There are many serious ramifications (that means consequences) to being so smart. Normal people may look at a simple object like a pencil and think of it as merely a writing implement. When I see a pencil, all sorts of mind-bending possibilities emerge. Most people wouldn’t think to pick their ears clean with it. Very few people would try to taste the pencil. It’s this kind of experimentation that separates me from the average layman.
Having a high IQ means that I can perform complex decisions at a blistering pace. While I’ve never actually taken an IQ test, using my intellect I can estimate my IQ to be somewhere around 4000. You can only work out your own IQ if you already have a high one. Don’t try this at home folks!
|The card my teachers gave me when I left school|
Quite often I find that people cannot understand me when I talk. Because my brain can process information so much faster than other people, I tend to communicate with them at a higher frequency then they are used to. I also use huge, complicated words that most people don’t understand. Because I am trying to relay so much information to you all at once, it may sound like I talking gibberish. Some have described my speech as “Underdeveloped” or “Like listening to a howler monkey having sex with a tumble dryer”, but I would argue that my sentence structure is just too complex for your primitive brains to decipher.
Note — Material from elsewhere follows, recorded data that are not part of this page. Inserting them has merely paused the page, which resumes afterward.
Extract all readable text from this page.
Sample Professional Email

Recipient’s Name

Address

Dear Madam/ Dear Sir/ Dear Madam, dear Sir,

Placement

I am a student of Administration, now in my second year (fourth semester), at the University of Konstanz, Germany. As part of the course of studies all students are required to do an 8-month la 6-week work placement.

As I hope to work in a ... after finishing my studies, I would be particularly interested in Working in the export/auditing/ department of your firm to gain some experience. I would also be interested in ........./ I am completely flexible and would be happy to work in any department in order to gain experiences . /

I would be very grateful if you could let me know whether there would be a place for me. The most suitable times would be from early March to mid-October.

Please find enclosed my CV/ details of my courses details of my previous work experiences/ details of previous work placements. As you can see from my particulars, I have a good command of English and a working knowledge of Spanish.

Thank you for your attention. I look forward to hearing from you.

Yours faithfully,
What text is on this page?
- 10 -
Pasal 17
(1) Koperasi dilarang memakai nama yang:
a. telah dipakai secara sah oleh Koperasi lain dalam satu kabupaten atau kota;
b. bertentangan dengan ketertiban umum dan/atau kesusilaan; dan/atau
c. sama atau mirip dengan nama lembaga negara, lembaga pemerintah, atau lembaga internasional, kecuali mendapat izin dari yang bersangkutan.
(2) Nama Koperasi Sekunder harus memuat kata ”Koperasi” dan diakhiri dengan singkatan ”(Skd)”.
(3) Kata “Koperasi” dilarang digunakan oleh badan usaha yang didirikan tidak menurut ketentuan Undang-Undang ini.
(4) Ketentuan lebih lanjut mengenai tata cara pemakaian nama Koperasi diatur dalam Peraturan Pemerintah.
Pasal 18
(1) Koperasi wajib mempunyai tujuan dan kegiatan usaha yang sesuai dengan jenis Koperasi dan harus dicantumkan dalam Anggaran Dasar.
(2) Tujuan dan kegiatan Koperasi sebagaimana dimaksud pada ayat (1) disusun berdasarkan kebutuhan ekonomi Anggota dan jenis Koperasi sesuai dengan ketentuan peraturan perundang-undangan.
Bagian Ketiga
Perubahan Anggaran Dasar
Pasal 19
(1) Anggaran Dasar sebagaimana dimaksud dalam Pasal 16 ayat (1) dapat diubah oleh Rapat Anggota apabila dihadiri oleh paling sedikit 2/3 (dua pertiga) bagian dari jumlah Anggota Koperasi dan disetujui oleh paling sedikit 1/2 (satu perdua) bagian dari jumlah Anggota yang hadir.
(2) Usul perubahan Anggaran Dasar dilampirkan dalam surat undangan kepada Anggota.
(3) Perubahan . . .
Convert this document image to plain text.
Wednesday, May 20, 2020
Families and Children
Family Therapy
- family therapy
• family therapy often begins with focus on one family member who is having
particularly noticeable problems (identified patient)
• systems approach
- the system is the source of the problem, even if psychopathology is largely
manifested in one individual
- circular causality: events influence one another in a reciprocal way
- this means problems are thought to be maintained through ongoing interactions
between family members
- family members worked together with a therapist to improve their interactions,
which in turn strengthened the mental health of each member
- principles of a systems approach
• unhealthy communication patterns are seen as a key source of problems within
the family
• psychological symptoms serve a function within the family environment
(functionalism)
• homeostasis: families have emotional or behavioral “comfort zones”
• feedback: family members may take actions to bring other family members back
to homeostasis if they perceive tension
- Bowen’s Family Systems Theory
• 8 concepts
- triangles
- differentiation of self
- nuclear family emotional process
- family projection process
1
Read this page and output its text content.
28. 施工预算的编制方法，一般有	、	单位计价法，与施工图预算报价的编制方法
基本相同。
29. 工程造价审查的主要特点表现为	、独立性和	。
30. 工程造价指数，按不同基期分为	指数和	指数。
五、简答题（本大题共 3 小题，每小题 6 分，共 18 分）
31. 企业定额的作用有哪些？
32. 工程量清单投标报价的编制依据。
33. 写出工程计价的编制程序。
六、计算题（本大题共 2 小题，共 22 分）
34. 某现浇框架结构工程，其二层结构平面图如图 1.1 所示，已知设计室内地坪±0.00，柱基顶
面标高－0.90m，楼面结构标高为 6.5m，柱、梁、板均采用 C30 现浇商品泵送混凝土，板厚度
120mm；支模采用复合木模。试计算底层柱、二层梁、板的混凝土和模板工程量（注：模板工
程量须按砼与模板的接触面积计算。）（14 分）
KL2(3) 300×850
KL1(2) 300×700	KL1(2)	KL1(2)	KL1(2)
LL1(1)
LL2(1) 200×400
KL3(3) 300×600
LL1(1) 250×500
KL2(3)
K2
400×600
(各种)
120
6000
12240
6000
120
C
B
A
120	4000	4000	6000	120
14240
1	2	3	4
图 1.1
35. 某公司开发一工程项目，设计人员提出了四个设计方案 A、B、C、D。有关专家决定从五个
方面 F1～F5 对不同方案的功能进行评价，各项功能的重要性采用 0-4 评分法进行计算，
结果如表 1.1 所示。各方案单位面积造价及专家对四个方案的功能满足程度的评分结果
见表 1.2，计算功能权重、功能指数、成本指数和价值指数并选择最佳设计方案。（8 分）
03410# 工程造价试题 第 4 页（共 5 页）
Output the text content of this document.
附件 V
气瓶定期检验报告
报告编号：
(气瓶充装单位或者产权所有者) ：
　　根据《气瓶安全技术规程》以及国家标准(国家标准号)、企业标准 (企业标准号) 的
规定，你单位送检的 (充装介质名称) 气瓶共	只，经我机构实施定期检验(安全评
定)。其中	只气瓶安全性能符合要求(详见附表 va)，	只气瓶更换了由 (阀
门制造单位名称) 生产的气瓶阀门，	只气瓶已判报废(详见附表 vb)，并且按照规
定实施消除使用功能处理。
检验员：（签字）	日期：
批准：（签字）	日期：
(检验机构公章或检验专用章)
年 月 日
If you were to record me speaking, slow it down, play with the reverb, reverse it, then get a voice actor in to record some dialogue over the top, I’m sure you would understand me perfectly. You’d be pretty impressed at what I have to say.
Throughout my childhood I was persecuted for being so clever. My teachers held me back several years because they couldn’t accept my radical theories regarding clothing. Trousers are such an unnecessary distraction. Those same teachers couldn’t accept that glue was vital brain food for my development. However, keeping me back those years allowed my education to continue for far longer than any of my peers, which helped to keep my mind sharp and allowed me to absorb more information like a thirsty sponge. By the time I left school I had a reading age far beyond the kids 4 years below me; the point at which I was initially held back. Despite being a bright kid, I was constantly picked on and degraded by my contemporaries. They called me names such as “milk chugger” because I used to drink my milk so fast that it came out of my nose. I drank so fast because I wanted to get back to my studies quicker. Why this is seen as a negative is completely beyond me.
|Milk chuggers are ballers after all|
Now in my adult years I am starting to find that the job market persecutes against clever people. The clever jobs are never advertised in the local paper, so I never know when these jobs come up. How am I supposed to apply for them if I don’t know where to look!? They never advertise for nuclear physicists at the job centre.
I’m hoping that by typing this up, some of you smart people out there will contact me and let me know that I’m not the only one out there. Then I will crush you all in an intellectual debate, because there can only be one person in the world as smart as me. It’ll be like a cerebral version of Jet Li’s The One. Like Kill Bill mixed with Mastermind. Let battle commence.